The RUNX1:CBFB complex binds the promoter of the GP1BA (CD42b) gene, encoding Platelet glycoprotein Ib alpha chain, and stimulates GP1BA transcription. Based on analogy with the ITGA2B gene transcription, transcription of GP1BA is significantly upregulated by PRMT1-dependent arginine methylation of RUNX1, which interferes with the recruitment of the SIN3A (or, possibly, SIN3B) co-repressor (Zhao et al. 2008). The transcription activator complex at the GP1BA gene promoter includes the RUNX1:CBFB complex, PRMT1, the GATA1:ZFPM1 complex, histone acetyltransferases p300 (EP300) and PCAF (KAT2B), and the WDR5-containing histone methyltransferase MLL complex. The MLL complex produces the activating H3K4me3 mark on nucleosomes associated with the GP1BA gene promoter (Herglotz et al. 2013).

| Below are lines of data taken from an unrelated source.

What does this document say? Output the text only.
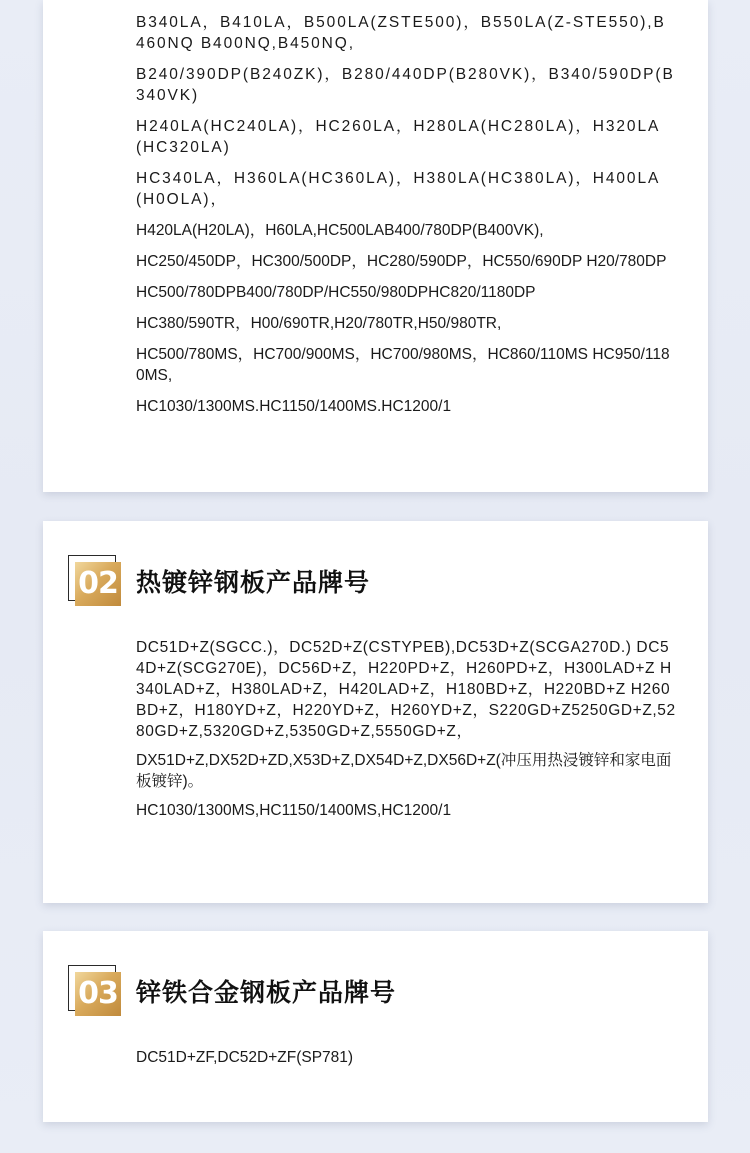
B340LA，B410LA，B500LA(ZSTE500)，B550LA(Z-STE550),B460NQ B400NQ,B450NQ,
B240/390DP(B240ZK)，B280/440DP(B280VK)，B340/590DP(B340VK)
H240LA(HC240LA)，HC260LA，H280LA(HC280LA)，H320LA(HC320LA)
HC340LA，H360LA(HC360LA)，H380LA(HC380LA)，H400LA(H0OLA)，
H420LA(H20LA)，H60LA,HC500LAB400/780DP(B400VK),
HC250/450DP，HC300/500DP，HC280/590DP，HC550/690DP H20/780DP
HC500/780DPB400/780DP/HC550/980DPHC820/1180DP
HC380/590TR，H00/690TR,H20/780TR,H50/980TR,
HC500/780MS，HC700/900MS，HC700/980MS，HC860/110MS HC950/1180MS,
HC1030/1300MS.HC1150/1400MS.HC1200/1
02 热镀锌钢板产品牌号
DC51D+Z(SGCC.)，DC52D+Z(CSTYPEB),DC53D+Z(SCGA270D.) DC54D+Z(SCG270E)，DC56D+Z，H220PD+Z，H260PD+Z，H300LAD+Z H340LAD+Z，H380LAD+Z，H420LAD+Z，H180BD+Z，H220BD+Z H260BD+Z，H180YD+Z，H220YD+Z，H260YD+Z，S220GD+Z5250GD+Z,5280GD+Z,5320GD+Z,5350GD+Z,5550GD+Z，
DX51D+Z,DX52D+ZD,X53D+Z,DX54D+Z,DX56D+Z(冲压用热浸镀锌和家电面板镀锌)。
HC1030/1300MS,HC1150/1400MS,HC1200/1
03 锌铁合金钢板产品牌号
DC51D+ZF,DC52D+ZF(SP781)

The transcription repressor complex at the GP1BA promoter is formed when the SIN3A (or possibly SIN3B) co-repressor binds to the RUNX1:CBFB complex along with histone arginine methyltransferase PRMT6 and histone deacetylase HDAC1. Histone H3 arginine methylation by PRMT6 interferes with methylation of H3K4me2 to generate the activating H3K4me3 mark at the GP1BA gene promoter, thus contributing to transcriptional repression (Herglotz et al. 2013).
Platelet glycoprotein Ib (GP-Ib) alpha chain, encoded by the GP1BA gene, is expressed at the cell surface membrane of platelets and participates in the formation of platelet plugs (Cauwenberghs et al. 2000, Jilma-Stohlawetz et al. 2003). Gp-Ib protein is first detected on the plasma membrane of maturing megakaryocytes (Debili et al. 1990).